By Gary Lemke
So we near the end of what has been our first year as media partners with Els for Autism. By the time you read this, the final of the Els for Autism Drive to the SA Open will have been played at Highland Gate and the winners will be readying for five-star treatment at the big tournament at Glendower in January.
We’ve had a lot of fun along the way and this writer was in Stellenbosch for one of the golf days hosted at De Zalze at the beginning of November.
The desk job keeps me off the course most of the time, but a bad day on the golf course beats a good day in the office. Not that this was a bad day on course – for a double-figure handicapper.
Memo to self: In 2017, get an official handicap.
The fine print for the day requested that anyone who didn’t have an official handicap had to play off scratch. The format of the day was betterball Stableford, so you can imagine the emotions going through the mind of my playing partner, Anton, when we shook hands after registration.
‘What do you play off,’ he asked, filling in the card as we waited on the first tee. ‘Scratch,’ I said, suppressing a cough.
‘Sorry?’
‘Scratch,’ and I pulled out my three-wood for the 1st hole, which requires a drive over a crop of trees near the bottom of the fairway on a dogleg right par four.
‘Lead the way, captain,’ Anton said. I’d not had a swing for a couple of months since a humbling experience on a Pearl Valley course that had been soaked by winter rain. Not wanting to waste any of my good shots on the driving range, I teed up and addressed the ball.
I cannoned it over the trees – OK, struck it sweetly enough into prime position on the right of the fairway – and picked up my tee. Anton smiled. He hit his drive over the wall on the left and reloaded for three off the tee. ‘At last they’ve given me a decent partner,’ he must have thought. Not that my swing is picture perfect; at Castle Course, one of the St Andrews Links courses last year, Claude Harmon, who used to be Els’ swing coach, remarked of mine, ‘I haven’t seen a swing like yours in a long time.’ I took that as a compliment …
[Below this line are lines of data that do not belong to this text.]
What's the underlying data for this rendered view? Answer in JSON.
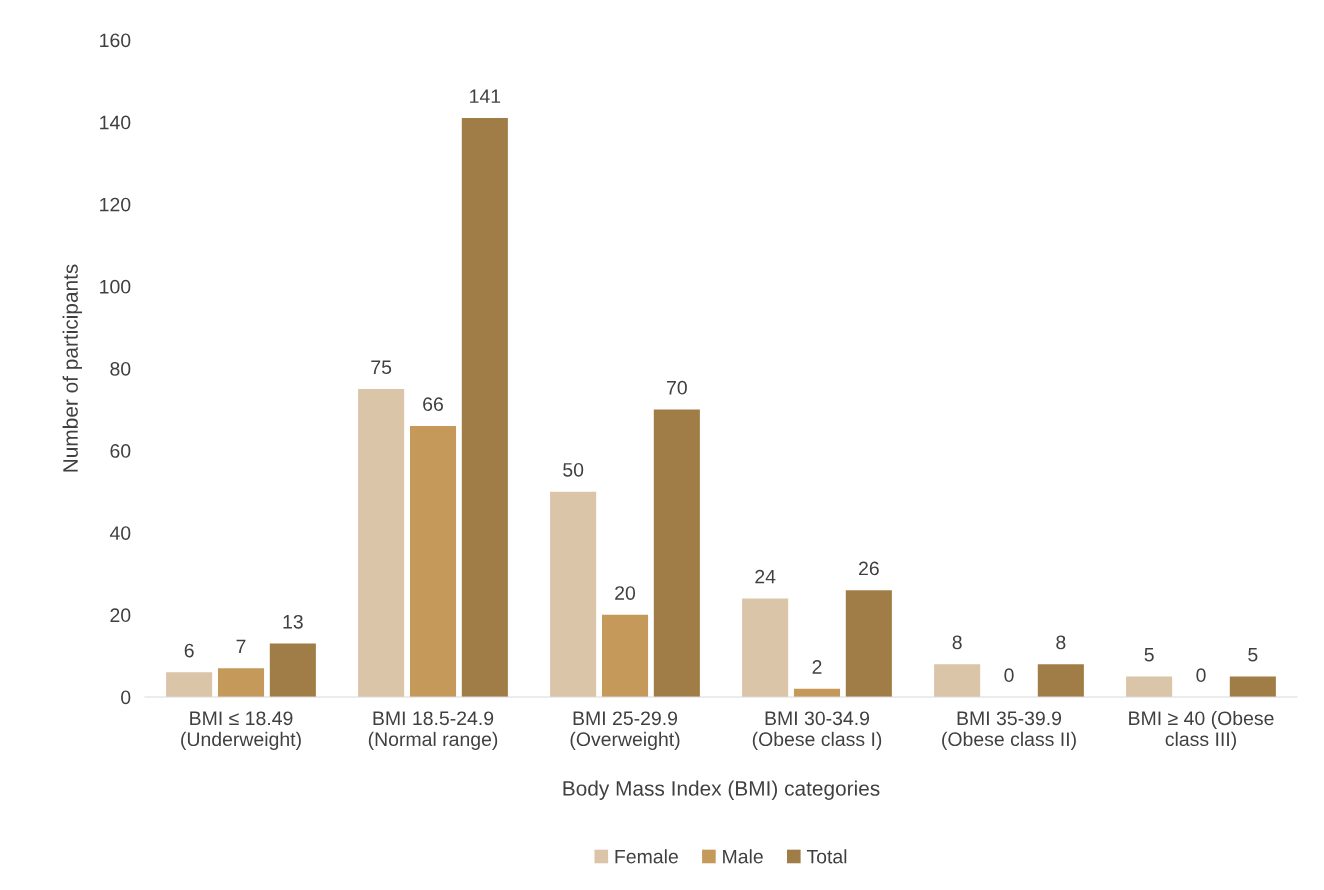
{
  "chart_data": {
    "type": "bar",
    "xlabel": "Body Mass Index (BMI) categories",
    "ylabel": "Number of participants",
    "categories": [
      "BMI ≤ 18.49\n(Underweight)",
      "BMI 18.5-24.9\n(Normal range)",
      "BMI 25-29.9\n(Overweight)",
      "BMI 30-34.9\n(Obese class I)",
      "BMI 35-39.9\n(Obese class II)",
      "BMI ≥ 40 (Obese\nclass III)"
    ],
    "series": [
      {
        "name": "Female",
        "color": "#dac5a8",
        "values": [
          6,
          75,
          50,
          24,
          8,
          5
        ]
      },
      {
        "name": "Male",
        "color": "#c4995a",
        "values": [
          7,
          66,
          20,
          2,
          0,
          0
        ]
      },
      {
        "name": "Total",
        "color": "#a07d47",
        "values": [
          13,
          141,
          70,
          26,
          8,
          5
        ]
      }
    ],
    "ylim": [
      0,
      160
    ],
    "yticks": [
      0,
      20,
      40,
      60,
      80,
      100,
      120,
      140,
      160
    ],
    "grid": false,
    "legend": "bottom",
    "data_labels": true
  }
}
Anyway, I signed for a five on that opening hole… and by the time we got to the 9th – not before a welcome draught Stellenbrau on the 6th hole – I’d contributed six points.
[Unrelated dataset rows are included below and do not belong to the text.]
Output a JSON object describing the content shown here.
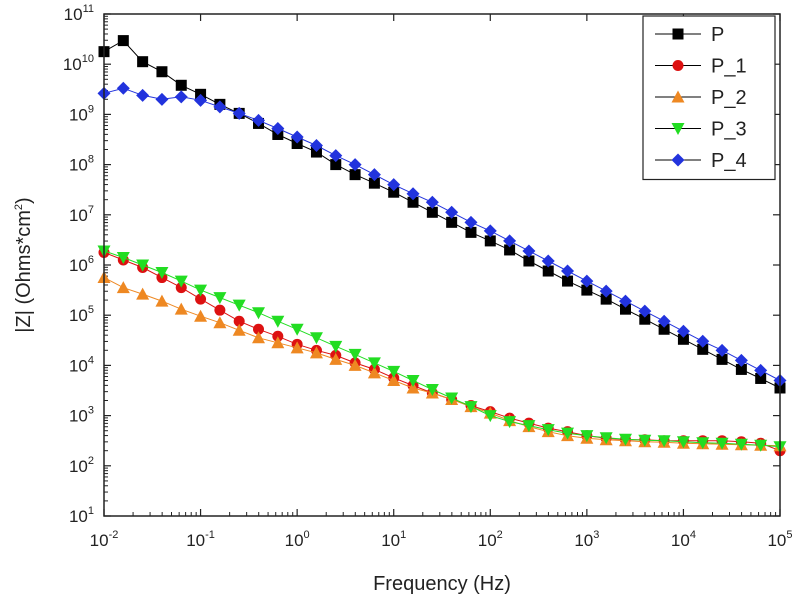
{
  "chart_data": {
    "type": "line",
    "title": "",
    "xlabel": "Frequency (Hz)",
    "ylabel_parts": {
      "main": "|Z| (Ohms*cm",
      "sup": "2",
      "close": ")"
    },
    "x_scale": "log",
    "y_scale": "log",
    "xlim_log10": [
      -2,
      5
    ],
    "ylim_log10": [
      1,
      11
    ],
    "x_ticks": [
      {
        "base": "10",
        "exp": "-2"
      },
      {
        "base": "10",
        "exp": "-1"
      },
      {
        "base": "10",
        "exp": "0"
      },
      {
        "base": "10",
        "exp": "1"
      },
      {
        "base": "10",
        "exp": "2"
      },
      {
        "base": "10",
        "exp": "3"
      },
      {
        "base": "10",
        "exp": "4"
      },
      {
        "base": "10",
        "exp": "5"
      }
    ],
    "y_ticks": [
      {
        "base": "10",
        "exp": "1"
      },
      {
        "base": "10",
        "exp": "2"
      },
      {
        "base": "10",
        "exp": "3"
      },
      {
        "base": "10",
        "exp": "4"
      },
      {
        "base": "10",
        "exp": "5"
      },
      {
        "base": "10",
        "exp": "6"
      },
      {
        "base": "10",
        "exp": "7"
      },
      {
        "base": "10",
        "exp": "8"
      },
      {
        "base": "10",
        "exp": "9"
      },
      {
        "base": "10",
        "exp": "10"
      },
      {
        "base": "10",
        "exp": "11"
      }
    ],
    "legend_position": "top-right",
    "series": [
      {
        "name": "P",
        "color": "#000000",
        "marker": "square",
        "points_log10": [
          [
            -2,
            10.25
          ],
          [
            -1.8,
            10.47
          ],
          [
            -1.6,
            10.05
          ],
          [
            -1.4,
            9.85
          ],
          [
            -1.2,
            9.58
          ],
          [
            -1,
            9.4
          ],
          [
            -0.8,
            9.2
          ],
          [
            -0.6,
            9.02
          ],
          [
            -0.4,
            8.82
          ],
          [
            -0.2,
            8.6
          ],
          [
            0,
            8.42
          ],
          [
            0.2,
            8.25
          ],
          [
            0.4,
            8.0
          ],
          [
            0.6,
            7.8
          ],
          [
            0.8,
            7.63
          ],
          [
            1,
            7.45
          ],
          [
            1.2,
            7.25
          ],
          [
            1.4,
            7.05
          ],
          [
            1.6,
            6.85
          ],
          [
            1.8,
            6.65
          ],
          [
            2,
            6.48
          ],
          [
            2.2,
            6.3
          ],
          [
            2.4,
            6.08
          ],
          [
            2.6,
            5.88
          ],
          [
            2.8,
            5.68
          ],
          [
            3,
            5.5
          ],
          [
            3.2,
            5.32
          ],
          [
            3.4,
            5.12
          ],
          [
            3.6,
            4.92
          ],
          [
            3.8,
            4.72
          ],
          [
            4,
            4.52
          ],
          [
            4.2,
            4.32
          ],
          [
            4.4,
            4.12
          ],
          [
            4.6,
            3.92
          ],
          [
            4.8,
            3.74
          ],
          [
            5,
            3.55
          ]
        ]
      },
      {
        "name": "P_1",
        "color": "#dd1111",
        "marker": "circle",
        "points_log10": [
          [
            -2,
            6.25
          ],
          [
            -1.8,
            6.1
          ],
          [
            -1.6,
            5.95
          ],
          [
            -1.4,
            5.75
          ],
          [
            -1.2,
            5.55
          ],
          [
            -1,
            5.32
          ],
          [
            -0.8,
            5.1
          ],
          [
            -0.6,
            4.88
          ],
          [
            -0.4,
            4.72
          ],
          [
            -0.2,
            4.58
          ],
          [
            0,
            4.42
          ],
          [
            0.2,
            4.3
          ],
          [
            0.4,
            4.2
          ],
          [
            0.6,
            4.05
          ],
          [
            0.8,
            3.92
          ],
          [
            1,
            3.75
          ],
          [
            1.2,
            3.6
          ],
          [
            1.4,
            3.45
          ],
          [
            1.6,
            3.32
          ],
          [
            1.8,
            3.2
          ],
          [
            2,
            3.08
          ],
          [
            2.2,
            2.95
          ],
          [
            2.4,
            2.85
          ],
          [
            2.6,
            2.75
          ],
          [
            2.8,
            2.68
          ],
          [
            3,
            2.6
          ],
          [
            3.2,
            2.55
          ],
          [
            3.4,
            2.52
          ],
          [
            3.6,
            2.52
          ],
          [
            3.8,
            2.5
          ],
          [
            4,
            2.5
          ],
          [
            4.2,
            2.5
          ],
          [
            4.4,
            2.5
          ],
          [
            4.6,
            2.48
          ],
          [
            4.8,
            2.45
          ],
          [
            5,
            2.3
          ]
        ]
      },
      {
        "name": "P_2",
        "color": "#ee8822",
        "marker": "triangle-up",
        "points_log10": [
          [
            -2,
            5.75
          ],
          [
            -1.8,
            5.55
          ],
          [
            -1.6,
            5.42
          ],
          [
            -1.4,
            5.28
          ],
          [
            -1.2,
            5.12
          ],
          [
            -1,
            4.98
          ],
          [
            -0.8,
            4.85
          ],
          [
            -0.6,
            4.7
          ],
          [
            -0.4,
            4.55
          ],
          [
            -0.2,
            4.45
          ],
          [
            0,
            4.35
          ],
          [
            0.2,
            4.25
          ],
          [
            0.4,
            4.12
          ],
          [
            0.6,
            4.0
          ],
          [
            0.8,
            3.85
          ],
          [
            1,
            3.7
          ],
          [
            1.2,
            3.55
          ],
          [
            1.4,
            3.45
          ],
          [
            1.6,
            3.32
          ],
          [
            1.8,
            3.18
          ],
          [
            2,
            3.05
          ],
          [
            2.2,
            2.9
          ],
          [
            2.4,
            2.78
          ],
          [
            2.6,
            2.68
          ],
          [
            2.8,
            2.6
          ],
          [
            3,
            2.55
          ],
          [
            3.2,
            2.52
          ],
          [
            3.4,
            2.5
          ],
          [
            3.6,
            2.48
          ],
          [
            3.8,
            2.47
          ],
          [
            4,
            2.45
          ],
          [
            4.2,
            2.44
          ],
          [
            4.4,
            2.43
          ],
          [
            4.6,
            2.42
          ],
          [
            4.8,
            2.41
          ],
          [
            5,
            2.4
          ]
        ]
      },
      {
        "name": "P_3",
        "color": "#22dd22",
        "marker": "triangle-down",
        "points_log10": [
          [
            -2,
            6.28
          ],
          [
            -1.8,
            6.15
          ],
          [
            -1.6,
            6.0
          ],
          [
            -1.4,
            5.85
          ],
          [
            -1.2,
            5.68
          ],
          [
            -1,
            5.5
          ],
          [
            -0.8,
            5.35
          ],
          [
            -0.6,
            5.2
          ],
          [
            -0.4,
            5.05
          ],
          [
            -0.2,
            4.88
          ],
          [
            0,
            4.72
          ],
          [
            0.2,
            4.55
          ],
          [
            0.4,
            4.38
          ],
          [
            0.6,
            4.22
          ],
          [
            0.8,
            4.05
          ],
          [
            1,
            3.88
          ],
          [
            1.2,
            3.7
          ],
          [
            1.4,
            3.52
          ],
          [
            1.6,
            3.35
          ],
          [
            1.8,
            3.18
          ],
          [
            2,
            3.0
          ],
          [
            2.2,
            2.88
          ],
          [
            2.4,
            2.8
          ],
          [
            2.6,
            2.72
          ],
          [
            2.8,
            2.65
          ],
          [
            3,
            2.6
          ],
          [
            3.2,
            2.56
          ],
          [
            3.4,
            2.53
          ],
          [
            3.6,
            2.51
          ],
          [
            3.8,
            2.5
          ],
          [
            4,
            2.48
          ],
          [
            4.2,
            2.46
          ],
          [
            4.4,
            2.45
          ],
          [
            4.6,
            2.43
          ],
          [
            4.8,
            2.41
          ],
          [
            5,
            2.38
          ]
        ]
      },
      {
        "name": "P_4",
        "color": "#2233dd",
        "marker": "diamond",
        "points_log10": [
          [
            -2,
            9.42
          ],
          [
            -1.8,
            9.52
          ],
          [
            -1.6,
            9.38
          ],
          [
            -1.4,
            9.3
          ],
          [
            -1.2,
            9.35
          ],
          [
            -1,
            9.28
          ],
          [
            -0.8,
            9.15
          ],
          [
            -0.6,
            9.02
          ],
          [
            -0.4,
            8.88
          ],
          [
            -0.2,
            8.72
          ],
          [
            0,
            8.55
          ],
          [
            0.2,
            8.38
          ],
          [
            0.4,
            8.18
          ],
          [
            0.6,
            8.0
          ],
          [
            0.8,
            7.8
          ],
          [
            1,
            7.6
          ],
          [
            1.2,
            7.42
          ],
          [
            1.4,
            7.25
          ],
          [
            1.6,
            7.05
          ],
          [
            1.8,
            6.85
          ],
          [
            2,
            6.68
          ],
          [
            2.2,
            6.48
          ],
          [
            2.4,
            6.28
          ],
          [
            2.6,
            6.08
          ],
          [
            2.8,
            5.88
          ],
          [
            3,
            5.68
          ],
          [
            3.2,
            5.48
          ],
          [
            3.4,
            5.28
          ],
          [
            3.6,
            5.08
          ],
          [
            3.8,
            4.88
          ],
          [
            4,
            4.68
          ],
          [
            4.2,
            4.48
          ],
          [
            4.4,
            4.3
          ],
          [
            4.6,
            4.1
          ],
          [
            4.8,
            3.9
          ],
          [
            5,
            3.7
          ]
        ]
      }
    ]
  }
}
For a ‘scratch’ player I was having a bad day at the office. So what, these things happen.
Anton had changed his shoes after nine holes and we also changed the captaincy. We both played the 10th well, making fives, and by this time the day was about having fun. The cat had long been let out of the bag and a friendship was being formed. Which is what golf is all about.
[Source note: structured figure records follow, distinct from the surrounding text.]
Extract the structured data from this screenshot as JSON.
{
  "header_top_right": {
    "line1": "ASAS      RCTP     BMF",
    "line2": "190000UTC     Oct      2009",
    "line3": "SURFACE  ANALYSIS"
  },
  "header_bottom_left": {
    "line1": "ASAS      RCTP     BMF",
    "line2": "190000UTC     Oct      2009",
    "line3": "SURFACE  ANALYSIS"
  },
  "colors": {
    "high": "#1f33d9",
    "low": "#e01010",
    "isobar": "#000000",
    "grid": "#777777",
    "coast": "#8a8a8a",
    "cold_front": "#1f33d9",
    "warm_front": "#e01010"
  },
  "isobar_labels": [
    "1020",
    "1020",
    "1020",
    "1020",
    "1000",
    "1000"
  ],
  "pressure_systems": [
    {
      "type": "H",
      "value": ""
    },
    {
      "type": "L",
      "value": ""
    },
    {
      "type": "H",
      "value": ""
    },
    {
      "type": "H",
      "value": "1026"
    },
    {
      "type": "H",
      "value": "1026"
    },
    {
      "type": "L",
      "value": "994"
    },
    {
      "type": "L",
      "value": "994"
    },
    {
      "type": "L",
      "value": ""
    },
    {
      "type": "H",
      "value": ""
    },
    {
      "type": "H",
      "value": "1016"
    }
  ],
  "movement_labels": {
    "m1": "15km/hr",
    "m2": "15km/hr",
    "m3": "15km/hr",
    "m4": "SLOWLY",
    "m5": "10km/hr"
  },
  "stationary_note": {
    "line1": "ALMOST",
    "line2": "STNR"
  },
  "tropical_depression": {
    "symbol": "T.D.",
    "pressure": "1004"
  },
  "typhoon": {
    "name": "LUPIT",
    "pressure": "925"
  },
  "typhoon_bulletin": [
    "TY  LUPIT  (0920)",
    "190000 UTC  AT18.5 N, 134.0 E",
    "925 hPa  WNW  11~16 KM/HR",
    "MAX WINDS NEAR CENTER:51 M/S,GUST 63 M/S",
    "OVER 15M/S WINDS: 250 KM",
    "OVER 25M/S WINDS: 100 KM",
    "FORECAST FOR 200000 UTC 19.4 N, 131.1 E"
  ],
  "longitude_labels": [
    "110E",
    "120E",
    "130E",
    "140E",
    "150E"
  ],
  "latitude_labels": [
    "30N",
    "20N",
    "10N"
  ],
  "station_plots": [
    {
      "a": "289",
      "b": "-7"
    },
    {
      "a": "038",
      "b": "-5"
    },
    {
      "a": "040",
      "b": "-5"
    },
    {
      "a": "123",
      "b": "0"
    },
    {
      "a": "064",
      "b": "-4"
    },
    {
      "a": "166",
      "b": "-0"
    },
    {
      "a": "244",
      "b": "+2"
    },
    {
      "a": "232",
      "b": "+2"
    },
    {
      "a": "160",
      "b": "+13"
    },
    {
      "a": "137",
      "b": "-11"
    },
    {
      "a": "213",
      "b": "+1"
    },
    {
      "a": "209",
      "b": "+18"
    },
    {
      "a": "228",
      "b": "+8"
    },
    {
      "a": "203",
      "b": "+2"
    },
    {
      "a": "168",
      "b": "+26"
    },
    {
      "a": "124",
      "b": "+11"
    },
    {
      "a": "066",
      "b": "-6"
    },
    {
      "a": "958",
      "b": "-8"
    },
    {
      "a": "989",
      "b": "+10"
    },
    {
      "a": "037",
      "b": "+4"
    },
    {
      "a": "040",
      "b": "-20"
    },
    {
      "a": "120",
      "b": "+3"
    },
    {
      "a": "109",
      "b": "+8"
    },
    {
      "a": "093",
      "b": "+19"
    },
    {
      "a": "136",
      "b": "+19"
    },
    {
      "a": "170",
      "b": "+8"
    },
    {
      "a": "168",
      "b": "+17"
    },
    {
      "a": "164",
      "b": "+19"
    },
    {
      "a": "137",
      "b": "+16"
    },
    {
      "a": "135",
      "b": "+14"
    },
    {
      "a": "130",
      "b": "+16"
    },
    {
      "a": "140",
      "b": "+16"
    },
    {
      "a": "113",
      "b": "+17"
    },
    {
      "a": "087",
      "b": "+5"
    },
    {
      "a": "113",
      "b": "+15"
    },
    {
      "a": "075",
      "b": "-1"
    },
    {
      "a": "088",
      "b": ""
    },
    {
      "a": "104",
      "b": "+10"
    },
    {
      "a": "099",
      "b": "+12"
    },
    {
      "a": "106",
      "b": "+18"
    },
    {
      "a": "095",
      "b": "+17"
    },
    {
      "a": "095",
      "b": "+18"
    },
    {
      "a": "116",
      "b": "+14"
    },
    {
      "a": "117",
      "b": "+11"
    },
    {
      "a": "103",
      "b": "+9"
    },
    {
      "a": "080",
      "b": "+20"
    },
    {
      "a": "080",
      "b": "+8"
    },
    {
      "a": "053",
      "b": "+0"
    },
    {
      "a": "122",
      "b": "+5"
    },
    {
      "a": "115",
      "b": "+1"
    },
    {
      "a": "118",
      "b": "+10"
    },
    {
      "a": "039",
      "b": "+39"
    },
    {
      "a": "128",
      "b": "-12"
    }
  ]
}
I managed to make par at the 11th, a lovely hole which demands a carry over a dam, leaving a short pitch to the par-four green. The 14th had a ‘marshmallow longest drive’ prize and Anton smashed his marshmallow past the ladies tee. Just when the sweet lady at the sponsored hole was going to write down his name and move the marker to an unattainable distance, Anton admitted he’d hidden a stone in the marshmallow.
The 17th was probably the hardest hole of the day – I lost two balls trying to force things right and walked it – and on the elevated 18th tee we met singer Kurt Darren and Nico van Rensburg, former pro and integral to the Els for Autism business. A nicer guy is hard to find.
It’s a teasing par four, with a stream coming into play for those who go for the green and mis-hit their drives. Darren topped his drive into the bush and Van Rensburg carried the stream, but pushed it out right.
Me? I hit a sweet 3-wood, but a little too sweet and the ball landed behind the fairway tree, giving me no second shot. Sigh. The life of a scratch golfer hey.
The evening’s prize giving and auction went off well, guests washed their dinner down with a selection of Ernie Els Wines and everyone went home a winner. For, on days like these, there are no losers.